Nevertheless, buried in the $900 billion stimulus package passed last December was some climate legislation. The package included the phasing out of hydrofluorocarbons, a class of super heat-trapping gases, and the extension of carbon capture tech tax credit for the industry. The United States will also officially rejoin the Paris Agreement on Feb. 19. The Biden team is likely to rely on state and local partners to help demonstrate emission cuts. The administration has removed the Keystone XL Pipeline’s permit, meaning the chances of it being built have significantly diminished. The pipeline would have supported new production beyond 2050. The administration is also reestablishing the Obama-era process that developed and maintained the social cost of carbon and methane. The metrics will assign a monetized value to each ton of carbon dioxide emitted into the atmosphere and will be used in cost-benefit analyses for regulation and other actions.

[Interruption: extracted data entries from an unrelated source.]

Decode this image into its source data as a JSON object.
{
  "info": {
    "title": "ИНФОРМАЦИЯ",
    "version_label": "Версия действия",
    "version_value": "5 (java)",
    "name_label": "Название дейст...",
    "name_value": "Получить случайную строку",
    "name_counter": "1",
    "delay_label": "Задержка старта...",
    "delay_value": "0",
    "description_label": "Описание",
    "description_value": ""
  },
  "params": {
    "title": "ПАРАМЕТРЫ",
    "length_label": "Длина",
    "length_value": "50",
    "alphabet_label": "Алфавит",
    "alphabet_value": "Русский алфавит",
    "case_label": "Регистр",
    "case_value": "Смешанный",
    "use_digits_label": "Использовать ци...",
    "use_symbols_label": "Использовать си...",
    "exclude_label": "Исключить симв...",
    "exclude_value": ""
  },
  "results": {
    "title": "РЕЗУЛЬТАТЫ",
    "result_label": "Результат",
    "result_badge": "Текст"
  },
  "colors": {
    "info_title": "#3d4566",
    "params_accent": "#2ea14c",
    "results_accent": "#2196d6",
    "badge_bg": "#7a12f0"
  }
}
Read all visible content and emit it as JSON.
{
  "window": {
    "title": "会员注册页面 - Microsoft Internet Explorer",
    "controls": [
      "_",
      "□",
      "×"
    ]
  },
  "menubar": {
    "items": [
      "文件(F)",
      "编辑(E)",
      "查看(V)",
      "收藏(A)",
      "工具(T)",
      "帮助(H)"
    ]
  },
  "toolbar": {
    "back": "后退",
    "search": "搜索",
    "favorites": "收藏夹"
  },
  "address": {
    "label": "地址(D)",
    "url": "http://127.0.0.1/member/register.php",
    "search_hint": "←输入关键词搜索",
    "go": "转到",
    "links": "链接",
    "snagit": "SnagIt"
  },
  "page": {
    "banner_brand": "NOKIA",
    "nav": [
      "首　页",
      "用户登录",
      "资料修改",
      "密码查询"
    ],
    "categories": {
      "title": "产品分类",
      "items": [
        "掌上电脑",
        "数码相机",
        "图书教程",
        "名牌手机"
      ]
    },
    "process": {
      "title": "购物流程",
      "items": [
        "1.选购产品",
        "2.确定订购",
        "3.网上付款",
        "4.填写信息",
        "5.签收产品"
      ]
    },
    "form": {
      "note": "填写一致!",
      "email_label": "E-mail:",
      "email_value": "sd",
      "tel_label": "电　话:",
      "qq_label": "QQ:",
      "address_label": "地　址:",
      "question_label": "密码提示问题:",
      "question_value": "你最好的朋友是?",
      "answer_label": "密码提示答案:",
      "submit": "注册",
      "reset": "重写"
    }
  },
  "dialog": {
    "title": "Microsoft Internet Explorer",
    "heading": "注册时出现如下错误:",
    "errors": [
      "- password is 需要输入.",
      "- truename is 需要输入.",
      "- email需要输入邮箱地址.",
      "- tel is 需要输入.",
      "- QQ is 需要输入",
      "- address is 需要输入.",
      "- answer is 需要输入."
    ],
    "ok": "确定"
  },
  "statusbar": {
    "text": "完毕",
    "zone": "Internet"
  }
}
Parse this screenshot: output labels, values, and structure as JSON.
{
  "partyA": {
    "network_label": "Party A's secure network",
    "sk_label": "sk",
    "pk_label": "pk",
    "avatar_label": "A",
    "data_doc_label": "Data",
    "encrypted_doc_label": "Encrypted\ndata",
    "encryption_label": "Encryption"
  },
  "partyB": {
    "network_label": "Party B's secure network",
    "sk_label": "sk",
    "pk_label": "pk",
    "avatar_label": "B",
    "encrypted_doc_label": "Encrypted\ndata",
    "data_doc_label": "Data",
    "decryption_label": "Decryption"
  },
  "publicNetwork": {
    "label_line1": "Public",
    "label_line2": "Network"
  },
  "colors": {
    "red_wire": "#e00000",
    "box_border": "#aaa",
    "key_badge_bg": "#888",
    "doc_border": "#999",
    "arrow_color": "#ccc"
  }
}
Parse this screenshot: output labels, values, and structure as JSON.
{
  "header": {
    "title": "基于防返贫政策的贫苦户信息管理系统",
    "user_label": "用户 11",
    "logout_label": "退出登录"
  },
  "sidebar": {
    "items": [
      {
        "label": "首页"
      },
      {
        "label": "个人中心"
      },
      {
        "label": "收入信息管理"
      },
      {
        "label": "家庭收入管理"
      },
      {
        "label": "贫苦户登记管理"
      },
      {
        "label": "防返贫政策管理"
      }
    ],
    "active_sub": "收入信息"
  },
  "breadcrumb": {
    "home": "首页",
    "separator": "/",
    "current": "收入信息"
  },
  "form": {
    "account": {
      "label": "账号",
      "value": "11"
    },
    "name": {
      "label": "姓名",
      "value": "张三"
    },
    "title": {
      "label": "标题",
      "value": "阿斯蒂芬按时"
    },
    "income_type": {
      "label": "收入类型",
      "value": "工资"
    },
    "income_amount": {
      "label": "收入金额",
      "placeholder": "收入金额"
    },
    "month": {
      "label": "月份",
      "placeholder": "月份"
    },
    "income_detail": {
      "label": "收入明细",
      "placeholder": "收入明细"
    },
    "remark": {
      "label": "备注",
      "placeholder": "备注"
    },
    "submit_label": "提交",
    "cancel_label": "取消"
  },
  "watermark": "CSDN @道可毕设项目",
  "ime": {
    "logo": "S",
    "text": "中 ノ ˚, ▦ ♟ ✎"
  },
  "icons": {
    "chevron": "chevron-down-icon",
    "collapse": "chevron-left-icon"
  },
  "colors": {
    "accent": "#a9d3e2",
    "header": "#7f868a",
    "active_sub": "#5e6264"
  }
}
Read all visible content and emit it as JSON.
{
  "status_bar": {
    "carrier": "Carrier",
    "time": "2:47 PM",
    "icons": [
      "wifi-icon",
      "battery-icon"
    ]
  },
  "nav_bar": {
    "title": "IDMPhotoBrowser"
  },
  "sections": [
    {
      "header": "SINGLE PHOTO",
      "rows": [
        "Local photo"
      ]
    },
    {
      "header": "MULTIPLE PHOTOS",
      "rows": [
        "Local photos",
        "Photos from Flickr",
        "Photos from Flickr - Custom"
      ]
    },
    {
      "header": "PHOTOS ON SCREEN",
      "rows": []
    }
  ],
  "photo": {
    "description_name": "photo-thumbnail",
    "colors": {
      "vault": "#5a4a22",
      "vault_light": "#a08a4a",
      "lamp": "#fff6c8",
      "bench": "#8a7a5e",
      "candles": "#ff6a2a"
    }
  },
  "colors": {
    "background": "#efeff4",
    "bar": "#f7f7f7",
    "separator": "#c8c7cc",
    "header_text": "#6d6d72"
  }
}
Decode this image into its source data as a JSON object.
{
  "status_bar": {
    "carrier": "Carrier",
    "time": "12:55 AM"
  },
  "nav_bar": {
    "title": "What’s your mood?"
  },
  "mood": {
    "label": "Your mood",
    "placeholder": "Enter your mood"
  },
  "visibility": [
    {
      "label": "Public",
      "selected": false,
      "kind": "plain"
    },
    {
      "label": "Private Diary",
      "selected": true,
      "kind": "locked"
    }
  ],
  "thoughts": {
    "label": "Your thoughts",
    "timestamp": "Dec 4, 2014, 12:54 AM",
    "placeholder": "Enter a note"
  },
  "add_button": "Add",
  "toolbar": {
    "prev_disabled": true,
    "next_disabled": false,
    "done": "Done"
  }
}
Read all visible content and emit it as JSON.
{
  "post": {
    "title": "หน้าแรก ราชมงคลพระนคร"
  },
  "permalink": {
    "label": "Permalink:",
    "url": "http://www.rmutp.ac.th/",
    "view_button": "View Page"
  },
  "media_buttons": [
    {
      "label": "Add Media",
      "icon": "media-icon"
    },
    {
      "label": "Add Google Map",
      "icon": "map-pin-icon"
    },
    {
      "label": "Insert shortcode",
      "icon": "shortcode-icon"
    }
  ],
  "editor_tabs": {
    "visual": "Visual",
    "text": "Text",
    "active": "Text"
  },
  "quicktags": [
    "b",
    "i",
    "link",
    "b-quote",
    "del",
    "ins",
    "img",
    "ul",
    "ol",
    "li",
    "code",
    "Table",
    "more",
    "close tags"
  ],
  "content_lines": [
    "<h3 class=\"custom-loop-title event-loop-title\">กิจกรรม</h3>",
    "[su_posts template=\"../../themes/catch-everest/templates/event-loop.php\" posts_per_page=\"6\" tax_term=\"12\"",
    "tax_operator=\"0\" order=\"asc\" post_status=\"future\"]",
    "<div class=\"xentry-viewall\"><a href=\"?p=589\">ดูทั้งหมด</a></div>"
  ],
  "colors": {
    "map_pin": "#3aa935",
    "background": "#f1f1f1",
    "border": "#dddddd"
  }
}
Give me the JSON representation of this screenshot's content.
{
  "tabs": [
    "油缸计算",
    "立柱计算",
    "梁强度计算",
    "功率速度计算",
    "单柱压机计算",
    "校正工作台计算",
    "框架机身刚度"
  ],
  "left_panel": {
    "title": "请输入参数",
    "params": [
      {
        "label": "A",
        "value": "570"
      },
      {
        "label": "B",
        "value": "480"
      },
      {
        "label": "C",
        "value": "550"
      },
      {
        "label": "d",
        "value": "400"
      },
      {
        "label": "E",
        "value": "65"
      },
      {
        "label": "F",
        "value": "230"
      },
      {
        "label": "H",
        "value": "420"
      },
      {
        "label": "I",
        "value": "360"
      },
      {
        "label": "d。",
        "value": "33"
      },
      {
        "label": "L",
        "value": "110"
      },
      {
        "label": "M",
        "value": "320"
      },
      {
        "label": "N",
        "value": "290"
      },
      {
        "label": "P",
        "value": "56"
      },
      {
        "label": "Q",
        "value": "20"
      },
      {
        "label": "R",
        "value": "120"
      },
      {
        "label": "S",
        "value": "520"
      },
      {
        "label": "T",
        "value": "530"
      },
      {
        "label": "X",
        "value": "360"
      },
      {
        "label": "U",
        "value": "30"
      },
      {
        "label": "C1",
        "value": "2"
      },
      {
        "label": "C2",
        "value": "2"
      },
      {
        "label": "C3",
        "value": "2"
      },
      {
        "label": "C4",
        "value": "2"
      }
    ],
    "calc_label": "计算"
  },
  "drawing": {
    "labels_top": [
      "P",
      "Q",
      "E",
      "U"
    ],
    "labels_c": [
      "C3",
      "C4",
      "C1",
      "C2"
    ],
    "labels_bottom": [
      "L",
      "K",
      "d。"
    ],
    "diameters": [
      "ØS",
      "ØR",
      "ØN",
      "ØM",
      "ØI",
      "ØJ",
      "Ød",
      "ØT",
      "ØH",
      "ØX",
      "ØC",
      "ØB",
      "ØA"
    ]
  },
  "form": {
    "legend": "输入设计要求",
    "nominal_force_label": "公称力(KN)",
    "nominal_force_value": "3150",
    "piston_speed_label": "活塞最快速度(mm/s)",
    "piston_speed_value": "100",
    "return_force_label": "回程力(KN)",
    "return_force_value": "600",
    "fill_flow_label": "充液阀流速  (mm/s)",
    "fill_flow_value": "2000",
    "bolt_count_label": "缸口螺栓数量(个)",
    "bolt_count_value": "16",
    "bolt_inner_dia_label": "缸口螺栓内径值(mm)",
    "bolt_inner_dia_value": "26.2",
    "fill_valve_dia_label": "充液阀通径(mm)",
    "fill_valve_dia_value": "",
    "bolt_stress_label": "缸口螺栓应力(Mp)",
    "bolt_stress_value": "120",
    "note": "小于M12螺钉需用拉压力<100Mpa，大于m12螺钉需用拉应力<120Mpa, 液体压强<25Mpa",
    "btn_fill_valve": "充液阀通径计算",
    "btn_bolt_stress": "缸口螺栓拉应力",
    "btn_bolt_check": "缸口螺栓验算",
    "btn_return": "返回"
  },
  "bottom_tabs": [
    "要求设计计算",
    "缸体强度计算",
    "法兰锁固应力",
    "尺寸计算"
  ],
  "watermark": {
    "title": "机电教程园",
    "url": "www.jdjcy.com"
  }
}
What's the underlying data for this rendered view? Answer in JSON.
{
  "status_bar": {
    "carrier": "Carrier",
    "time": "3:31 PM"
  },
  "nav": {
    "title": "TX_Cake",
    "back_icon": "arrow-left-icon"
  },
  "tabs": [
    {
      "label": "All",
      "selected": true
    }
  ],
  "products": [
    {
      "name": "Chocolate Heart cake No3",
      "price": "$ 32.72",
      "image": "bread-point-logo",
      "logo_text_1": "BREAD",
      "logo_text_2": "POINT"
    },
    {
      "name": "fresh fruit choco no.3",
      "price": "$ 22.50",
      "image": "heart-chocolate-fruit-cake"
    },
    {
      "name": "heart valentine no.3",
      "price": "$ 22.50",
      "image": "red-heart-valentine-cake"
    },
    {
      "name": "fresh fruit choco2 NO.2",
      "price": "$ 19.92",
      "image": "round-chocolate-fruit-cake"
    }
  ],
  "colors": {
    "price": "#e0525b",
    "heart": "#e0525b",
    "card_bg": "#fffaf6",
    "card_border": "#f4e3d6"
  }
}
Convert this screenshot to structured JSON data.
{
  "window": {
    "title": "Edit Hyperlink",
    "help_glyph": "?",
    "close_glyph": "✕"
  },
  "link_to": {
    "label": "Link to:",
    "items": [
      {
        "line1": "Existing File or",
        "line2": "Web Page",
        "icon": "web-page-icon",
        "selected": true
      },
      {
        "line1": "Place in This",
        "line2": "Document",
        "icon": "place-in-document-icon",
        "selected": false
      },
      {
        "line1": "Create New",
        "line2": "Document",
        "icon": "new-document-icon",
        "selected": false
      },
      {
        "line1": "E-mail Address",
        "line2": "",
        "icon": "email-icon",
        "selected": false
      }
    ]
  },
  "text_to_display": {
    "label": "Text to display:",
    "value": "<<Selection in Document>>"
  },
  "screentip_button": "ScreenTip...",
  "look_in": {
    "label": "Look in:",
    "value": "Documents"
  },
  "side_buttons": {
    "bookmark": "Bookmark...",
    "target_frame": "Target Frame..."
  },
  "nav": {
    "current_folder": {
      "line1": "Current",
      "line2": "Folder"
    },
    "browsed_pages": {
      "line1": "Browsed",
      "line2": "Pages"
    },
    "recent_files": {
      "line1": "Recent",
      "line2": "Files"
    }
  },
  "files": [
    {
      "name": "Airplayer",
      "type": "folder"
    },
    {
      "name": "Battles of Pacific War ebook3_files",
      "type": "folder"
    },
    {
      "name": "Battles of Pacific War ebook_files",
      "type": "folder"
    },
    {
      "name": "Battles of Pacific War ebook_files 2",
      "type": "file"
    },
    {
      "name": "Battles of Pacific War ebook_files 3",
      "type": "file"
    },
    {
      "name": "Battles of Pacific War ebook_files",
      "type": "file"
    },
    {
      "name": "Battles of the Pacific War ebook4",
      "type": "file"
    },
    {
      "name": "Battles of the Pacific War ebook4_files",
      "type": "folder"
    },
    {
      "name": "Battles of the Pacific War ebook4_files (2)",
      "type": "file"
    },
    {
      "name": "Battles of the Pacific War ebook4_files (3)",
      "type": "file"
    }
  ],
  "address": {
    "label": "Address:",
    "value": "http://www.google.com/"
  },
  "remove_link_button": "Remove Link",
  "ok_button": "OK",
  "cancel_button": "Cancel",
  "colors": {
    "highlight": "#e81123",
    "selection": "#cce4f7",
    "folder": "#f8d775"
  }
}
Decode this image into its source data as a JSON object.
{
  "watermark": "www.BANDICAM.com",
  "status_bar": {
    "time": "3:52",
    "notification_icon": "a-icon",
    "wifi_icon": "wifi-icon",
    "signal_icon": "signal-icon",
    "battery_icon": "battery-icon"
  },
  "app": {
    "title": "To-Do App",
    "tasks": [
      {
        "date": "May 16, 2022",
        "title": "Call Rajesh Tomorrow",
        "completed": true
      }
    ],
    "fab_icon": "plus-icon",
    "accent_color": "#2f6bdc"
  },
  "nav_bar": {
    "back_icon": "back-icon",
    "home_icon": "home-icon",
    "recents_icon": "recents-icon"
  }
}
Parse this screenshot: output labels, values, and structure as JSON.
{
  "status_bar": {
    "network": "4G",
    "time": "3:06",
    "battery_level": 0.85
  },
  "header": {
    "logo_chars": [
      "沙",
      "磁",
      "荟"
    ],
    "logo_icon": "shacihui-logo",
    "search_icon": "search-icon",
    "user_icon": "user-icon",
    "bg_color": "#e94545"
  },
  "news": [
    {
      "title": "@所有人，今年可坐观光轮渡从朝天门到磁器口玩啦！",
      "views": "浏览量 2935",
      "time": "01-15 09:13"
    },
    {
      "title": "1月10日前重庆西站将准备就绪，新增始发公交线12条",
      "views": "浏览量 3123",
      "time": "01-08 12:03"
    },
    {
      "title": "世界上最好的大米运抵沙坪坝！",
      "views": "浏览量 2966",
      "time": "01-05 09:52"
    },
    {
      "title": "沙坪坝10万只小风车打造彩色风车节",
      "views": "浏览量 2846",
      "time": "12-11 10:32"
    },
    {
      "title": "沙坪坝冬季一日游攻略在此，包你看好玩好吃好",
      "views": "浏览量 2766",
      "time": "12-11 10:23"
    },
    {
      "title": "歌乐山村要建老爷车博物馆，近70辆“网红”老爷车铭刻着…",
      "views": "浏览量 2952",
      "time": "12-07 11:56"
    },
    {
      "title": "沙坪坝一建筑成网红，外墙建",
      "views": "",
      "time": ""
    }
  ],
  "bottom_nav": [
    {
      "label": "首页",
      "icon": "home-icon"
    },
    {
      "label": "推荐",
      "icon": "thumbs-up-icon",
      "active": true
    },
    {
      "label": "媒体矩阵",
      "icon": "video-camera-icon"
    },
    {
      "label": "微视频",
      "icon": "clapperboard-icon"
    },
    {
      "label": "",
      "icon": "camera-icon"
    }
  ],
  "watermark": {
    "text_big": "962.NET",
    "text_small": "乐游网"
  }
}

The Biden administration can replace many of the environmental protections Trump dismantled. Policies such as reinstating or tightening Obama-era standards on issues like car and truck emissions can take anywhere from a few months to a year. There are several pathways that the Biden administration may use to undo the regulatory accomplishments of the Trump administration. The fastest route is the Congressional Review Act that allows Congress to nullify a rule within 60 legislative working days of its passage. However, when a law is nullified, it prohibits future regulation that is considered “substantially the same.” This part of the act hasn’t been tested in courts, and it could backfire when developing similar legislation. Another pathway is through the use of courts to block regulations on various grounds. The rule-making process itself is another tool where it could be possible to simultaneously repeal and replace rules. Many of these processes can be full of delays and take years to go fully into effect.